Glenn Brummer's first professional season was 1974 with the GCL Cardinals in Sarasota, FL. In 24 games, he hit .290, with no homers, 7 RBI and 5 stolen bases. He was a backup catcher in five big league seasons who first reached the majors in 1981.

Brummer remains famous for pulling off a daring steal of home in the 12th inning of a game against the San Francisco Giants on August 22, 1982. With the St. Louis Cardinals in a pennant race, he singled with one out against Gary Lavelle, moved to second base on Willie McGee's single and then to third on Ozzie Smith's two-out single.

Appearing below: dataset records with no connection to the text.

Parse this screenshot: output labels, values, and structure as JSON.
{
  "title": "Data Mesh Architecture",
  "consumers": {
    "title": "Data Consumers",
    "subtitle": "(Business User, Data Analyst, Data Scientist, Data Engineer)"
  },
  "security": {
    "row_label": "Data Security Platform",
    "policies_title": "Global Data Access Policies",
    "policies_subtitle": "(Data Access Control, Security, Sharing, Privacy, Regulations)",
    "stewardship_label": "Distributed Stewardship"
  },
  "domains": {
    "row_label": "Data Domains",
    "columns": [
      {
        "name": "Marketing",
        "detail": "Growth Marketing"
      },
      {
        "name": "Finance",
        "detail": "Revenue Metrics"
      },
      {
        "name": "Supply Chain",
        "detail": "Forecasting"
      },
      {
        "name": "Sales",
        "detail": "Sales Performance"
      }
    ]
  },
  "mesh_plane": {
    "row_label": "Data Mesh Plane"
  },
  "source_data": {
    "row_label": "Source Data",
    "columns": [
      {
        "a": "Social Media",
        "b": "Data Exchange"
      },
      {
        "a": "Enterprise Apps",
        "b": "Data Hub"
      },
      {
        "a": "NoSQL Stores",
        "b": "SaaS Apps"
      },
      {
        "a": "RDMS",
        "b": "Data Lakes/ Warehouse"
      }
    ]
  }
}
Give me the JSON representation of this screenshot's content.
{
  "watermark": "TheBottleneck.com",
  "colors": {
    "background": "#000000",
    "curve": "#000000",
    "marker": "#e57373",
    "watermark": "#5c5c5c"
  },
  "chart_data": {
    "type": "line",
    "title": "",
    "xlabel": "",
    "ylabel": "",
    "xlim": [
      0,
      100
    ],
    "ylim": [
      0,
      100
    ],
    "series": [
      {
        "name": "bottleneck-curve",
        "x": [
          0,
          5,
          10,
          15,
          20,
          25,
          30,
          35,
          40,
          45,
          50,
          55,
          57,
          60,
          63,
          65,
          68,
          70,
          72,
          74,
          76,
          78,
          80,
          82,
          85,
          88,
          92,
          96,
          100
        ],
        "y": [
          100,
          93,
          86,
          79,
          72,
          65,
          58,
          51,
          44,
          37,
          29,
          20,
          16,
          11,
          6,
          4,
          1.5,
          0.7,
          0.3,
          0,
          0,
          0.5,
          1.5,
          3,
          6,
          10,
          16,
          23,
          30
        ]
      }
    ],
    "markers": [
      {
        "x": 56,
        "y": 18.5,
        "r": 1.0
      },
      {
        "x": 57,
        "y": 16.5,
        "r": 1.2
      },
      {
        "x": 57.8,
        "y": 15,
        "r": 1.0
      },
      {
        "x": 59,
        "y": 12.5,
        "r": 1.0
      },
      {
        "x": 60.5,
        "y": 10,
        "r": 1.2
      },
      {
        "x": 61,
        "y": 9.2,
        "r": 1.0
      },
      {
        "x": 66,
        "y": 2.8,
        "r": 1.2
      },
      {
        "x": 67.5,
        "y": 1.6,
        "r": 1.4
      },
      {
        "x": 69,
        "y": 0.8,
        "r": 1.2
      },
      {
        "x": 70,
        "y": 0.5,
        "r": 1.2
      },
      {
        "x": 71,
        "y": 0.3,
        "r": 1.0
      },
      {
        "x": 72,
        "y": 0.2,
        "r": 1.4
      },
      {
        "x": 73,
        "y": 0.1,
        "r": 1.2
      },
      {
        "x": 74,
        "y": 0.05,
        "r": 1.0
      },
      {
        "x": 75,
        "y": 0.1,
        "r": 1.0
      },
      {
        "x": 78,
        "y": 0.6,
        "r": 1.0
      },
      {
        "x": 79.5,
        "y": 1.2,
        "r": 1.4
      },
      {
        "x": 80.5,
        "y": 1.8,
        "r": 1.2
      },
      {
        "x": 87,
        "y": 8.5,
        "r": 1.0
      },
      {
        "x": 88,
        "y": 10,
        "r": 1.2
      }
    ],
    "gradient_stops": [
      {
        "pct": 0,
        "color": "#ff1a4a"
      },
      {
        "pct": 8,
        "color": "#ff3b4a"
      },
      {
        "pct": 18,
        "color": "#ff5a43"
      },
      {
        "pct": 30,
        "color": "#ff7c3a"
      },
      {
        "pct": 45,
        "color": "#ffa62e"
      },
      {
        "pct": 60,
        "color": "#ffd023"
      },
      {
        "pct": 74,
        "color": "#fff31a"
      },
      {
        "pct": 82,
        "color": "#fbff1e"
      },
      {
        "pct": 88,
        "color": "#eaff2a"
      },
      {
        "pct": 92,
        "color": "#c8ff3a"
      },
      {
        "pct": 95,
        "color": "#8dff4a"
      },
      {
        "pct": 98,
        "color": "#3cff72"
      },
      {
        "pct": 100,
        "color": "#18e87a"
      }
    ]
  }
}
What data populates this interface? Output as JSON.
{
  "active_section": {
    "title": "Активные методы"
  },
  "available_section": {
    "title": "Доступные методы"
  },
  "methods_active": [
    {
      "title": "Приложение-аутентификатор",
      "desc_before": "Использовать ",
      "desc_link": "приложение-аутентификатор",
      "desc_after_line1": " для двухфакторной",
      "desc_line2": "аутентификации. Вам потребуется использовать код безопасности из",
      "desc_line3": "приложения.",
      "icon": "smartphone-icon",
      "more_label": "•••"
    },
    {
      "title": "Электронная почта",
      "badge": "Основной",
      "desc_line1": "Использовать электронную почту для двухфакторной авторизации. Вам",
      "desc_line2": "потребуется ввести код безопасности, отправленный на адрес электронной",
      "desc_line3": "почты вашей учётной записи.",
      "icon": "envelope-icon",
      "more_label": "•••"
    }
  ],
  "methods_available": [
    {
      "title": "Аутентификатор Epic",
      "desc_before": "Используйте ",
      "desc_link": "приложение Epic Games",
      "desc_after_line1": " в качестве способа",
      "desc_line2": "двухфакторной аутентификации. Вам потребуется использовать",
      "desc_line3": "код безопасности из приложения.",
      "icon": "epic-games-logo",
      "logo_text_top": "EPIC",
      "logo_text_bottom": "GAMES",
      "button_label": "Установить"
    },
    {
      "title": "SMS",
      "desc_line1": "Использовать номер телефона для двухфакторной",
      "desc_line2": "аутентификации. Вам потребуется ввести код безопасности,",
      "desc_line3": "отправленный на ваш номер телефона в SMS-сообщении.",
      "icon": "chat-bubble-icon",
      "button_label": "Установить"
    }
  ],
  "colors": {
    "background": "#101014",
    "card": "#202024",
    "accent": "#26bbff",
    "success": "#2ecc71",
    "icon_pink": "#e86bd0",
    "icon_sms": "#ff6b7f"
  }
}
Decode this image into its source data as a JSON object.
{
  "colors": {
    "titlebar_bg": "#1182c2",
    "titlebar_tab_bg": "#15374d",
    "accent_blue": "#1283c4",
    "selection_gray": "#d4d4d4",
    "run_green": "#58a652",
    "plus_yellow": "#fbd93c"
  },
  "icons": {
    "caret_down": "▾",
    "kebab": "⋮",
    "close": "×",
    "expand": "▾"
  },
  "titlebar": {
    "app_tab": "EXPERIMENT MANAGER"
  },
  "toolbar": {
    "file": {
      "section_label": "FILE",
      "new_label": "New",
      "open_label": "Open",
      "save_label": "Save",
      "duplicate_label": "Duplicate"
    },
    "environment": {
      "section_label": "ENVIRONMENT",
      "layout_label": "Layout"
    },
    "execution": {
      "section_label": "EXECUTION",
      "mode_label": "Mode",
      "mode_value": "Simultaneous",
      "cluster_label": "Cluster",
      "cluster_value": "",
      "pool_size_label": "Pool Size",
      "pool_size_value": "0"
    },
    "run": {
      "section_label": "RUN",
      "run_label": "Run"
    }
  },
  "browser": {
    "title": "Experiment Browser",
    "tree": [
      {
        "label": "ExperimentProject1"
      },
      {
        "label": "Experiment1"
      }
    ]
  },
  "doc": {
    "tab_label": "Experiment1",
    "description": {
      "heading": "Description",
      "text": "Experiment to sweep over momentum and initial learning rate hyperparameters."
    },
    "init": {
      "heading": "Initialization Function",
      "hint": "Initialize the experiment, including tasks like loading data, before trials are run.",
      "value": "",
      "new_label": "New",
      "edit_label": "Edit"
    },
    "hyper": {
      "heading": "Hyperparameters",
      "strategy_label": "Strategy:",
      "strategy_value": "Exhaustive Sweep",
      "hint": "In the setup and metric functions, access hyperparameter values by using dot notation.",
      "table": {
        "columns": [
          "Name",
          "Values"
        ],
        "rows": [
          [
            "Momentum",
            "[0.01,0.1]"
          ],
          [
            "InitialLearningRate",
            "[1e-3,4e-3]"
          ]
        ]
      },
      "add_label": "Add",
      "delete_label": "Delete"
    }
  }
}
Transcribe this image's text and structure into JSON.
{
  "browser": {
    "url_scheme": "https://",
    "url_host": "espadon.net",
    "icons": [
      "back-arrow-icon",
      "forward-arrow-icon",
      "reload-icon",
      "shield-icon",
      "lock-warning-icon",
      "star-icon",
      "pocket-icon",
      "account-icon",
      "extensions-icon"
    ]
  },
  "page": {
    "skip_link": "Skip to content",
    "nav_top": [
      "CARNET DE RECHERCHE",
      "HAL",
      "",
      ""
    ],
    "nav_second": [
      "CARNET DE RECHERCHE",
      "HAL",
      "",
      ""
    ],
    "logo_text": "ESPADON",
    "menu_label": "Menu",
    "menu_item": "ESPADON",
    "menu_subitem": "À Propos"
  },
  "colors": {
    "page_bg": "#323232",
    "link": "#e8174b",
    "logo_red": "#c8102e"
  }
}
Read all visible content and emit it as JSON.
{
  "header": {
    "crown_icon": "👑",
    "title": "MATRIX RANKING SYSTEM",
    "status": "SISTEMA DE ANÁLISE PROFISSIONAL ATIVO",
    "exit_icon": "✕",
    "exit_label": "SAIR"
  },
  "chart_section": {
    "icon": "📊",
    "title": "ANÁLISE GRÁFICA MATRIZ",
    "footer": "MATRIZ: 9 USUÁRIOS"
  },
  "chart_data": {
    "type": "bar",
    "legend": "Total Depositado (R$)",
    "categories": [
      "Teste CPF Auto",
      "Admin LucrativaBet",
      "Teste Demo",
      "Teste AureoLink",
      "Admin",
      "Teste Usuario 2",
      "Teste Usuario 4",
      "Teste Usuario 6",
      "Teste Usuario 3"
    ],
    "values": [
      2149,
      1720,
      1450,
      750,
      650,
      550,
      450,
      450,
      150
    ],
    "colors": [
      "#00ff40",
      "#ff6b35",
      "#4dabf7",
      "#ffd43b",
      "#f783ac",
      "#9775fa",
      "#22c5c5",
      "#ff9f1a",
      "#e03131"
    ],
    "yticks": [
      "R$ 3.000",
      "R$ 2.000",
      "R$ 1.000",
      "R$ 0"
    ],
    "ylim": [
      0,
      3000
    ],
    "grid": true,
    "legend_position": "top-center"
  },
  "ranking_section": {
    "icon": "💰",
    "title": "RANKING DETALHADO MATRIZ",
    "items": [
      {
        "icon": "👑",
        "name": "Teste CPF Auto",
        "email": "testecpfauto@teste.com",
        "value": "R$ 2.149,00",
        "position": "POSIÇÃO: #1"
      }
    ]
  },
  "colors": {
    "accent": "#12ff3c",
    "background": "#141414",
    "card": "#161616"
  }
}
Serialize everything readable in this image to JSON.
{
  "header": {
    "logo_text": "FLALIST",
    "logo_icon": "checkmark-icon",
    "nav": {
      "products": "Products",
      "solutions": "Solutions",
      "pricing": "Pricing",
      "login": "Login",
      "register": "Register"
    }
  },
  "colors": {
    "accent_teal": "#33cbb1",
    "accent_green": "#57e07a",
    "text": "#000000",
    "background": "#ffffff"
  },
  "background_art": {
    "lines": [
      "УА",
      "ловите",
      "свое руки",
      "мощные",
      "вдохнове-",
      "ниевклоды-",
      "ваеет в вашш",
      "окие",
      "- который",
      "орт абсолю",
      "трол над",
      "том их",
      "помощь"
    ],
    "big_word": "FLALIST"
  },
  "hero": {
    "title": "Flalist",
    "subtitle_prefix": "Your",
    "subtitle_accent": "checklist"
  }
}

With the bases loaded and David Green at the plate, he caught everyone in the ballpark by surprise by heading for home and making it safely, giving the Cards a 5-4 win. That was one of only 2 stolen bases for Brummer that season and 4 in his career. He made a brief appearance in the 1982 World Series, catching the 9th inning of Game 6 as the Cards stomped the Milwaukee Brewers, 13-1.

Brummer was the Cardinals' third catcher from 1981 to 1984, backing up Darrell Porter and Gene Tenace, who were getting on in years and no longer particularly good defensively. Brummer was very good on defense, but was used only sparingly. He never amassed 100 at-bats during those four seasons. The Cardinals released him at the end of spring training in 1985 and the Texas Rangers picked him up. He served as a backup to Don Slaught alongside Geno Petralli in 1985 and had his busiest season. He got into 49 games and batted .278, both career highs, in his last year in the majors. In 1989, Brummer played for the Winter Haven Super Sox of the Senior Professional Baseball Association. He played 22 games and batted .185.

Brummer was a coach for the Clearwater Phillies in 1996 to 1998, Arkansas Travelers in 1999, Potomac Cannons in 2000, and Charlotte Rangers in 2002. His brother, Tom, was an infielder in the Boston Red Sox chain.